The religious leaders of Jesus' day could not do joy. They didn't understand the things that really made God happy. They couldn't picture a God who is a fist-pumper and shouts "Yes!" every time a lost lamb finds its way back to the fold. They couldn't see all the chest-bumping, the high fives, the fist-bumps going on in heaven when something like that happens.

That's the action-call of this story: What has happened to our joy? What has happened to this sublime sense of sharing in the pleasure of God when the brokenhearted are comforted, and when the weak are made whole?

It's also the message of the second story. This parable tells of a woman who has 10 silver coins, each one worth about a day's wage. It's not a huge amount of money, but it's quite precious to her, so when she loses one of the coins she lights a lamp, sweeps the house, and then searches carefully till she finds it.
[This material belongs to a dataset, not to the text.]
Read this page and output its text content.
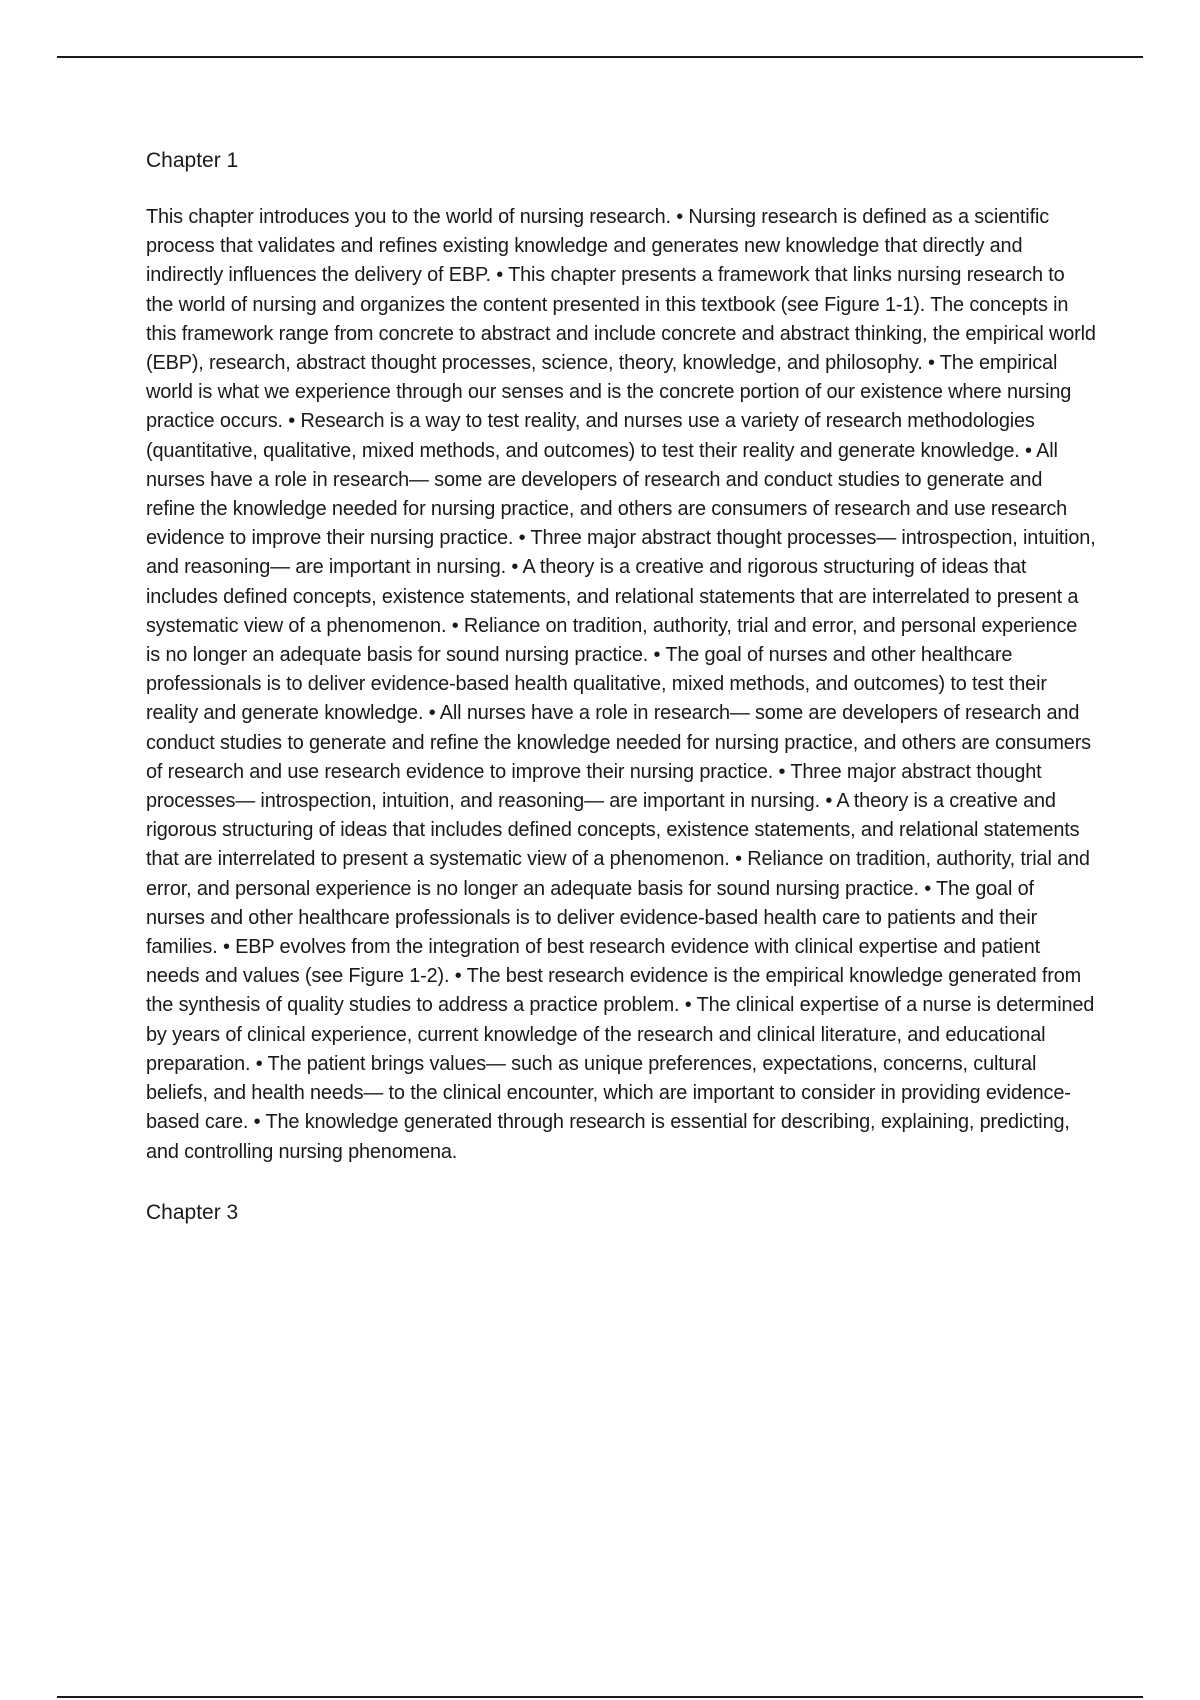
Chapter 1

This chapter introduces you to the world of nursing research. • Nursing research is defined as a scientific process that validates and refines existing knowledge and generates new knowledge that directly and indirectly influences the delivery of EBP. • This chapter presents a framework that links nursing research to the world of nursing and organizes the content presented in this textbook (see Figure 1-1). The concepts in this framework range from concrete to abstract and include concrete and abstract thinking, the empirical world (EBP), research, abstract thought processes, science, theory, knowledge, and philosophy. • The empirical world is what we experience through our senses and is the concrete portion of our existence where nursing practice occurs. • Research is a way to test reality, and nurses use a variety of research methodologies (quantitative, qualitative, mixed methods, and outcomes) to test their reality and generate knowledge. • All nurses have a role in research— some are developers of research and conduct studies to generate and refine the knowledge needed for nursing practice, and others are consumers of research and use research evidence to improve their nursing practice. • Three major abstract thought processes— introspection, intuition, and reasoning— are important in nursing. • A theory is a creative and rigorous structuring of ideas that includes defined concepts, existence statements, and relational statements that are interrelated to present a systematic view of a phenomenon. • Reliance on tradition, authority, trial and error, and personal experience is no longer an adequate basis for sound nursing practice. • The goal of nurses and other healthcare professionals is to deliver evidence-based health qualitative, mixed methods, and outcomes) to test their reality and generate knowledge. • All nurses have a role in research— some are developers of research and conduct studies to generate and refine the knowledge needed for nursing practice, and others are consumers of research and use research evidence to improve their nursing practice. • Three major abstract thought processes— introspection, intuition, and reasoning— are important in nursing. • A theory is a creative and rigorous structuring of ideas that includes defined concepts, existence statements, and relational statements that are interrelated to present a systematic view of a phenomenon. • Reliance on tradition, authority, trial and error, and personal experience is no longer an adequate basis for sound nursing practice. • The goal of nurses and other healthcare professionals is to deliver evidence-based health care to patients and their families. • EBP evolves from the integration of best research evidence with clinical expertise and patient needs and values (see Figure 1-2). • The best research evidence is the empirical knowledge generated from the synthesis of quality studies to address a practice problem. • The clinical expertise of a nurse is determined by years of clinical experience, current knowledge of the research and clinical literature, and educational preparation. • The patient brings values— such as unique preferences, expectations, concerns, cultural beliefs, and health needs— to the clinical encounter, which are important to consider in providing evidence-based care. • The knowledge generated through research is essential for describing, explaining, predicting, and controlling nursing phenomena.

Chapter 3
In this parable, it's not the searching that seems odd, it's the party that follows. She calls together her friends and neighbors, saying, "Rejoice with me, for I have found the coin that I had lost" (vv. 8-9).

Can you imagine getting an invitation to a "lost coin found" party? Only in the gospel.

The point of the story is the celebration. And Jesus nails this down when he says, "Just so, I tell you, there is joy in the presence of the angels of God over one sinner who repents" (v. 10).

The question for us is this: Are we willing to join the celebration? If our lives are going to be in line with God's truth, we're going to have to put on party hats.

The problem is that Caesar is still on Caesar's throne, and we tend to play by his rules. We reward people who do the right thing, and we commend those who stay out of trouble ? as well we should. But you've got to wonder whether we have lost our sense of joy working with the lost: those who are candidates for restoration, recovery and discovery. We behave like the scribes and the Pharisees, and we tend to ignore the homeless, the harlot or the habitual user.

But God wants us to start behaving in ways that are seen only in the gospel. Jesus tells us that God's kingdom is coming, and that Caesar will not be sitting on his throne forever. The challenge for us is to join God in feeling mercy toward those who are lost, and to whoop it up when they repent and return to the community of faith. Paul makes this explicit in Colossians 1: Reconciliation is what gives God pleasure. "For in him all the fullness of God was pleased to dwell, and through him God was pleased to reconcile to himself all things" (vv.19-20).  


When the lost are found, God throws a party and wants us all to join the celebration. There's nothing unrealistic about it. May we be like the ancient Hebrews of old who, when they heard Nehemiah's declaration, they all "went away to eat and drink, to send portions of food and to celebrate with great joy, because they now understood the words that had been made known to them" (8:12, NIV).

Sources:

Crossan, John Dominic. "The parables of Jesus." Interpretation, July 2002, 253.
 "40 things that only happen in movies." Nostalgia Central Web Site: nostalgiacentral.com.